Hospital social workers
A certain number of Abrazo adoptees only got to have the loving adoption stories they do thanks to the empathy and diligence of hospital social workers around the state who told patients-in-need about our agency and the benefits of open adoption options. Ethical hospital social workers like Portia and Ana Alicia and Shari and Leilani and Rick and Montreece and Karen and Emily and Cory and Michelle and Stephanie and Cynthia and Marta and Rebecca and Diana and countless others statewide have cared for maternity patients considering adoption plans with compassion and dignity, taking the time to make sure they were fully counseled as to all their options before taking on the biggest and most sacrificial decisions of any mother’s lifetime.
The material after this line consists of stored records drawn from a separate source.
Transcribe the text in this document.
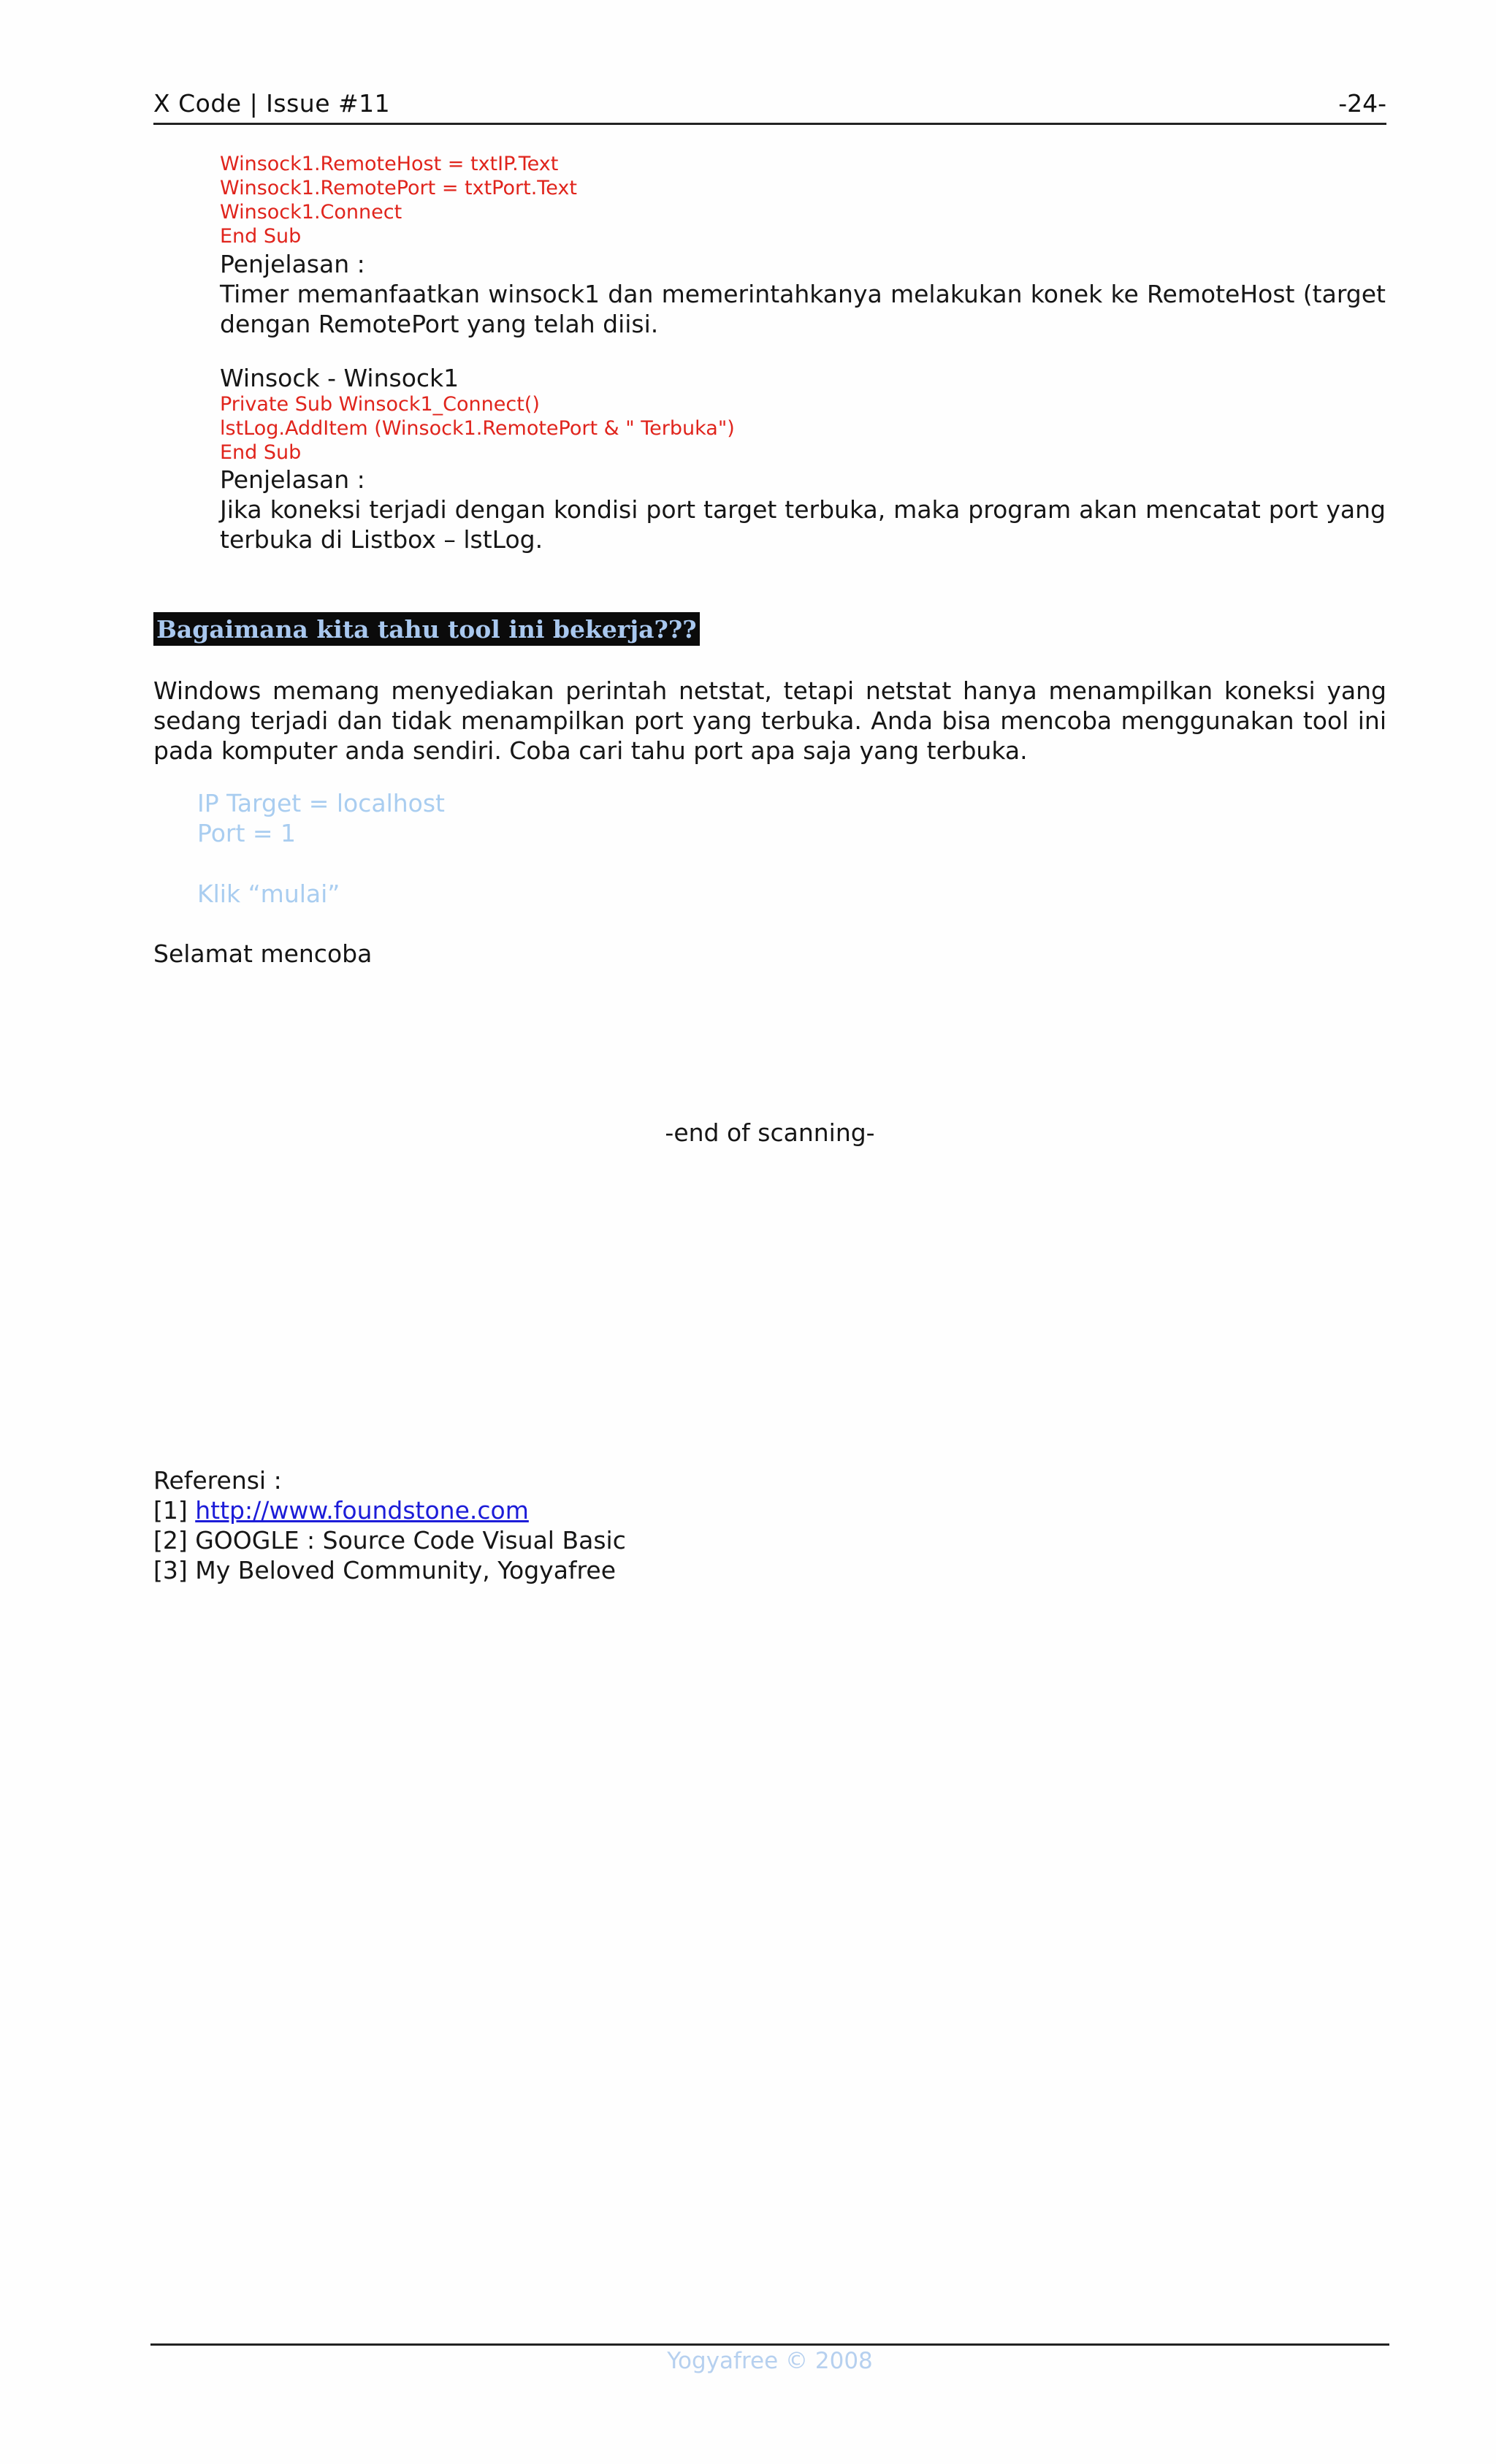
X Code | Issue #11	-24-
Winsock1.RemoteHost = txtIP.Text
Winsock1.RemotePort = txtPort.Text
Winsock1.Connect
End Sub
Penjelasan :
Timer memanfaatkan winsock1 dan memerintahkanya melakukan konek ke RemoteHost (target dengan RemotePort yang telah diisi.
Winsock - Winsock1
Private Sub Winsock1_Connect()
lstLog.AddItem (Winsock1.RemotePort & " Terbuka")
End Sub
Penjelasan :
Jika koneksi terjadi dengan kondisi port target terbuka, maka program akan mencatat port yang terbuka di Listbox – lstLog.
Bagaimana kita tahu tool ini bekerja???
Windows memang menyediakan perintah netstat, tetapi netstat hanya menampilkan koneksi yang sedang terjadi dan tidak menampilkan port yang terbuka. Anda bisa mencoba menggunakan tool ini pada komputer anda sendiri. Coba cari tahu port apa saja yang terbuka.
IP Target = localhost
Port = 1
Klik “mulai”
Selamat mencoba
-end of scanning-
Referensi :
[1] http://www.foundstone.com
[2] GOOGLE : Source Code Visual Basic
[3] My Beloved Community, Yogyafree
Yogyafree © 2008
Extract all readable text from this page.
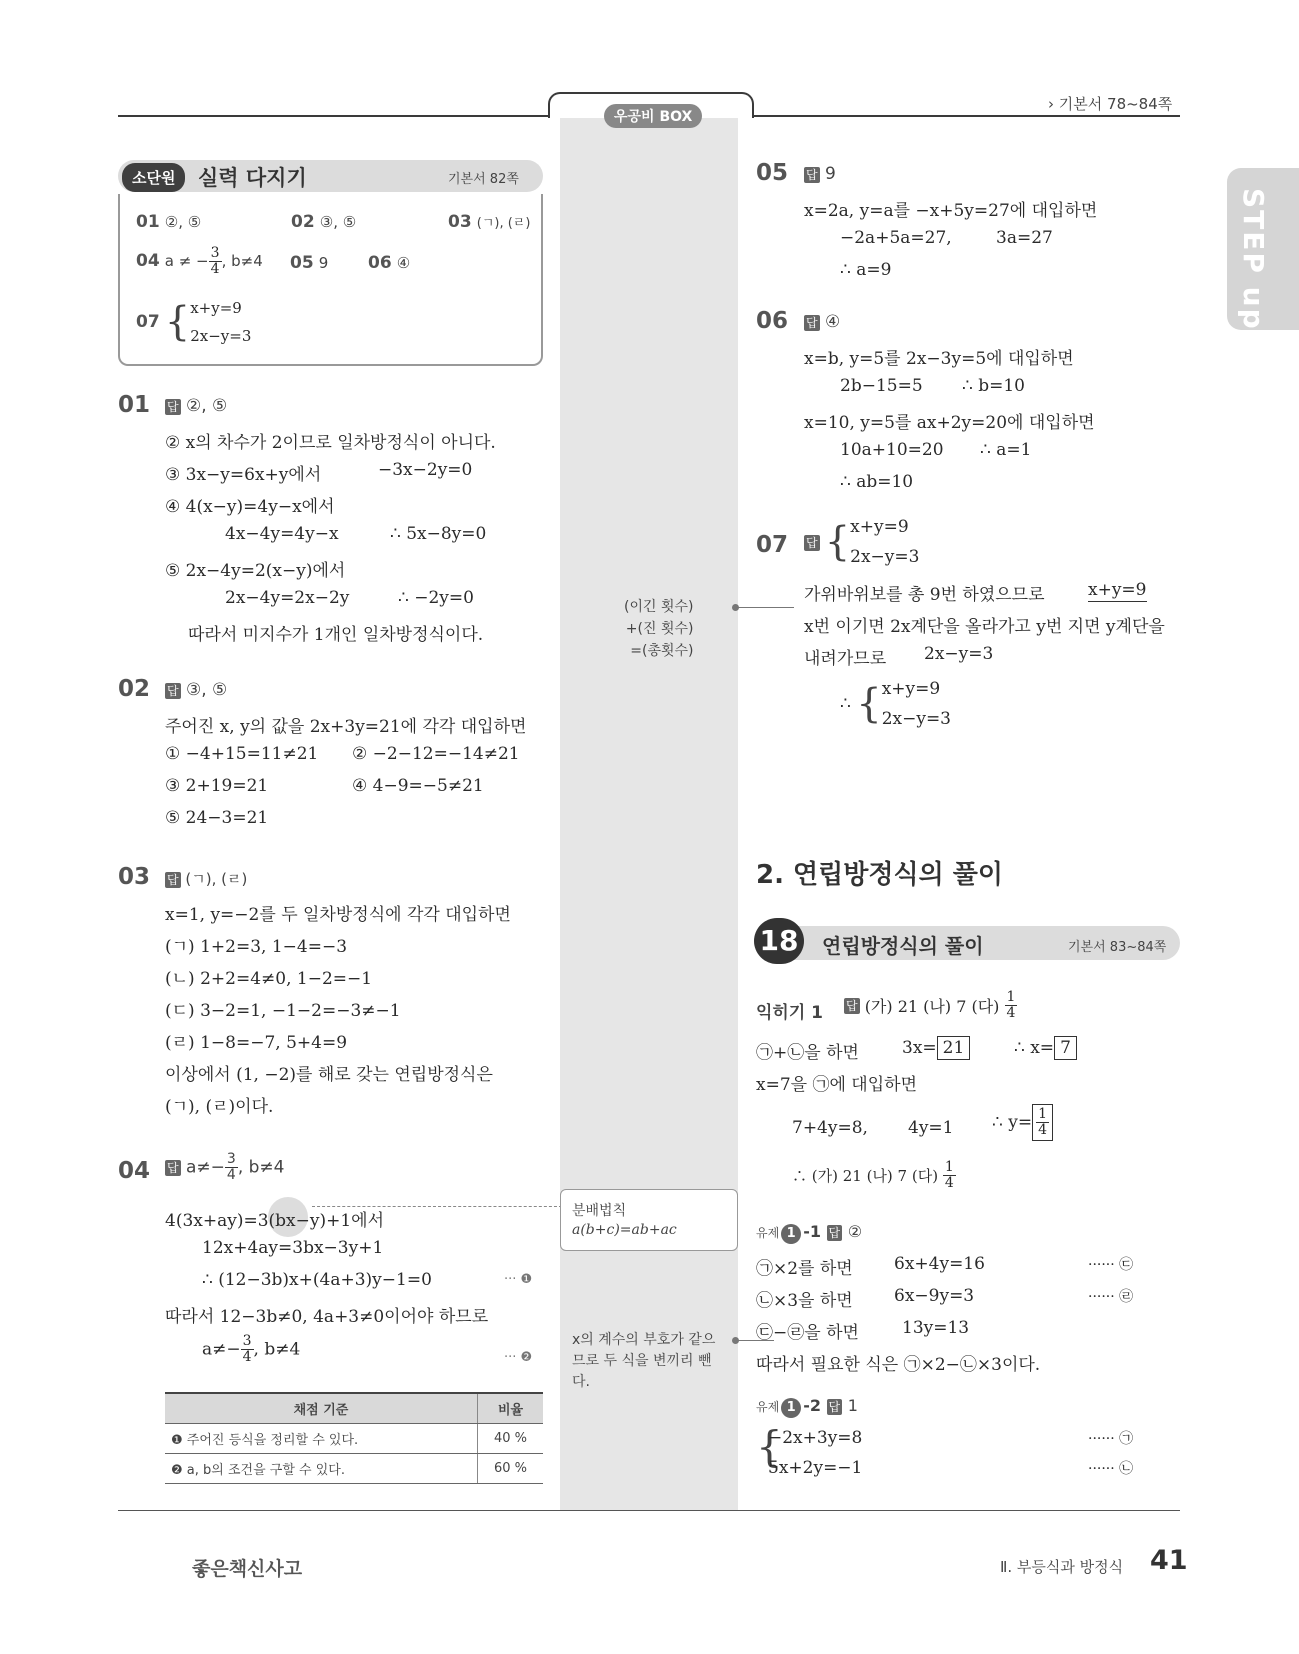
우공비 BOX
› 기본서 78~84쪽
STEP up
소단원	실력 다지기	기본서 82쪽
01 ②, ⑤	02 ③, ⑤	03 (ㄱ), (ㄹ)
04 a ≠ − $\frac{3}{4}$ , b≠4 05 9 06 ④
07 { x+y=9
2x−y=3
01 답 ②, ⑤
② x의 차수가 2이므로 일차방정식이 아니다.
③ 3x−y=6x+y에서	−3x−2y=0
④ 4(x−y)=4y−x에서
4x−4y=4y−x	∴ 5x−8y=0
⑤ 2x−4y=2(x−y)에서
2x−4y=2x−2y	∴ −2y=0
따라서 미지수가 1개인 일차방정식이다.
02 답 ③, ⑤
주어진 x, y의 값을 2x+3y=21에 각각 대입하면
① −4+15=11≠21 ② −2−12=−14≠21
③ 2+19=21	④ 4−9=−5≠21
⑤ 24−3=21
03 답 (ㄱ), (ㄹ)
x=1, y=−2를 두 일차방정식에 각각 대입하면
(ㄱ) 1+2=3, 1−4=−3
(ㄴ) 2+2=4≠0, 1−2=−1
(ㄷ) 3−2=1, −1−2=−3≠−1
(ㄹ) 1−8=−7, 5+4=9
이상에서 (1, −2)를 해로 갖는 연립방정식은
(ㄱ), (ㄹ)이다.
04 답 $a\ne- \frac{3}{4}$ , b≠4
4(3x+ay)=3(bx−y)+1에서
12x+4ay=3bx−3y+1
∴ (12−3b)x+(4a+3)y−1=0	··· ❶
따라서 12−3b≠0, 4a+3≠0이어야 하므로
$a\ne- \frac{3}{4}$ , b≠4	··· ❷
채점 기준	비율
❶ 주어진 등식을 정리할 수 있다.	40 %
❷ a, b의 조건을 구할 수 있다.	60 %
(이긴 횟수)
+(진 횟수)
=(총횟수)
분배법칙
a(b+c)=ab+ac
x의 계수의 부호가 같으
므로 두 식을 변끼리 뺀
다.
05 답 9
x=2a, y=a를 −x+5y=27에 대입하면
−2a+5a=27,	3a=27
∴ a=9
06 답 ④
x=b, y=5를 2x−3y=5에 대입하면
2b−15=5 ∴ b=10
x=10, y=5를 ax+2y=20에 대입하면
10a+10=20 ∴ a=1
∴ ab=10
07 답 { x+y=9
2x−y=3
가위바위보를 총 9번 하였으므로	x+y=9
x번 이기면 2x계단을 올라가고 y번 지면 y계단을
내려가므로 2x−y=3
∴ { x+y=9
2x−y=3
2. 연립방정식의 풀이
18 연립방정식의 풀이	기본서 83~84쪽
익히기 1 답 (가) 21 (나) 7 (다) $\frac{1}{4}$
㉠+㉡을 하면	3x= 21	∴ x= 7
x=7을 ㉠에 대입하면
7+4y=8, 4y=1 ∴ $y= \frac{1}{4}$
∴ (가) 21 (나) 7 (다) $\frac{1}{4}$
유제 1 -1 답 ②
㉠×2를 하면 6x+4y=16	······ ㉢
㉡×3을 하면 6x−9y=3	······ ㉣
㉢−㉣을 하면	13y=13
따라서 필요한 식은 ㉠×2−㉡×3이다.
유제 1 -2 답 1
{
−2x+3y=8	······ ㉠
5x+2y=−1	······ ㉡
좋은책신사고	Ⅱ. 부등식과 방정식 41
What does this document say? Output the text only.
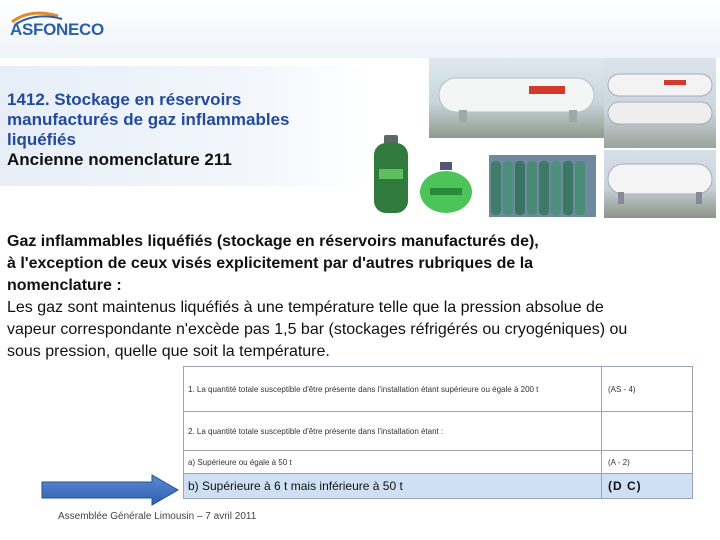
ASFONECO
1412. Stockage en réservoirs
manufacturés de gaz inflammables
liquéfiés
Ancienne nomenclature 211
Gaz inflammables liquéfiés (stockage en réservoirs manufacturés de),
à l'exception de ceux visés explicitement par d'autres rubriques de la
nomenclature :
Les gaz sont maintenus liquéfiés à une température telle que la pression absolue de
vapeur correspondante n'excède pas 1,5 bar (stockages réfrigérés ou cryogéniques) ou
sous pression, quelle que soit la température.
1. La quantité totale susceptible d'être présente dans l'installation étant supérieure ou égale à 200 t	(AS - 4)
2. La quantité totale susceptible d'être présente dans l'installation étant :	
a) Supérieure ou égale à 50 t	(A - 2)
b) Supérieure à 6 t mais inférieure à 50 t	(D C)
Assemblée Générale Limousin – 7 avril 2011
They’ve offered careful counsel to anxious (and sometimes over-eager potential adoptive parents), have supported patients suffering the grief of child loss, have spared infants the lifelong loss of being abandoned in safe haven drops, have aided adoptive families of babies in NICU, and valiantly intervened on occasion when they see needs not being properly met. Social workers in hospitals are too often expected to “fix things” even without the proper tools, and everyone in the hospital (and beyond) tends to lean on them in times of trouble. Typically, theirs is a largely thankless task, and yet, how very essential they are to all members of the adoption triad in that very first pages of everyone’s placement story.
This March (and throughout the year to come), join us in remembering the important role that all social workers play in the adoption process… truly, we couldn’t do what we do without them.